I’ll never forget feeling like we were in a war zone while talking to a Park Ranger at the Grand Canyon entrance.
We parked 300 yards from the blocked entrance to the North Rim of the Grand Canyon. No other “visitors” were there, and I just wanted to ask the guard/ranger where else we might be able to get a glimpse of the Grand Canyon. The ranger greeted us with an assault rifle. I gave a friendly wave, hoping he’d realize I didn’t mean any trouble. We talked to him for awhile and found out he was alone at his post with no back up for many miles. He was pretty on-edge the whole time as several vehicles approached the gate while we talked. Apparently he and other rangers had lots of scary encounters with outraged visitors — enough to warrant the use of military weapons. I struggle with the fact that Congress thinks Park Rangers using assault rifles is okay while they still get paid to not do their job of running our country.
Luckily, the ranger suggested a spot we could see the East Rim of the Grand Canyon/Marble Canyon from a viewpoint in Kaibab National Forest. Seeing this small peek was a lot like seeing a movie trailer for a film we were prohibited from seeing.
Irony: The re-opening of Grand Canyon National Park was announced minutes before I posted this. Originally we planned to turn back to see it and the Utah parks we missed, but it’s an extra 2,000 miles onto our trip. At this point, it’d put us over budget. (But we’re REALLY REALLY excited that parks are finally re-opening!)
Luckily, we already made plans to visit some family down south as we head back east.

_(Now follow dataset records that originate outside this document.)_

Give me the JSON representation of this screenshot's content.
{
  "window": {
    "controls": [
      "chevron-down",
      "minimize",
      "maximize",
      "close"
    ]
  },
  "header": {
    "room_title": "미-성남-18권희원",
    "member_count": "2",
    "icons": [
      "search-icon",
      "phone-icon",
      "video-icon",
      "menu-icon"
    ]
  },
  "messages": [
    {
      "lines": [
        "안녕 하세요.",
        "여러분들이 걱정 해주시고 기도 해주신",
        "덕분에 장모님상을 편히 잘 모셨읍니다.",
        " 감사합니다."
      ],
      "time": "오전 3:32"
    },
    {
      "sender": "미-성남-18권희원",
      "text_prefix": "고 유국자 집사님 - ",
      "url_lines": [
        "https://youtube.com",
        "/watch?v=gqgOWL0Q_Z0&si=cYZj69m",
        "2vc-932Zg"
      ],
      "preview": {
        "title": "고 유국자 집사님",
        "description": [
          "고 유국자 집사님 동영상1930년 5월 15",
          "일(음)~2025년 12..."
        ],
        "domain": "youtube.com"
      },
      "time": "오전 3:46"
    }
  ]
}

Grand Canyon, Bryce Canyon, Arches, and Canyonlands: we’ll see you on the next trip out west! We’re already planning!
Quick side note about “closed” parks: all facilities (bathrooms, ranger stations, visitor centers, hiking trails, road pull offs, park roads going to hikes or attractions, park and forest campgrounds) are completely closed. Unless a park road is a major thoroughfare, it’s closed off and trespassers can be fined hundreds of dollars or even face jail time. Choosing (and driving to) good hikes takes hours as opposed to a few minutes of talking to a Park Ranger or volunteer who will enthusiastically describe several hikes just for us.
Aside from missing out on some of America’s greatest gems, the toughest part for the rest of our low budget trip is this: the National Park and Forest campgrounds were our home! They are by far the most affordable options for us. The alternative is paying twice as much for a private RV park or a State Park campground. We can still pull off the side of the road in National Forests and sleep in the car, but this option has no toilets, often no cell signal, and a vulnerable feeling of being in the middle of nowhere.
With the park closures, our new “home” is Walmart parking lots. Never ever did I think the big blue box surrounded by blacktop would give me the warm, fuzzy feeling of home. (Even after we got kicked out of a San Diego Walmart parking lot at 1 am. We had to drive 60 miles to another Walmart where a very nice security guard allowed us to stay even though it was prohibited.)
We’ll never forget our unique perspective on this government shutdown, and we’re seeing the truly scary affects that somehow aren’t covered in the news.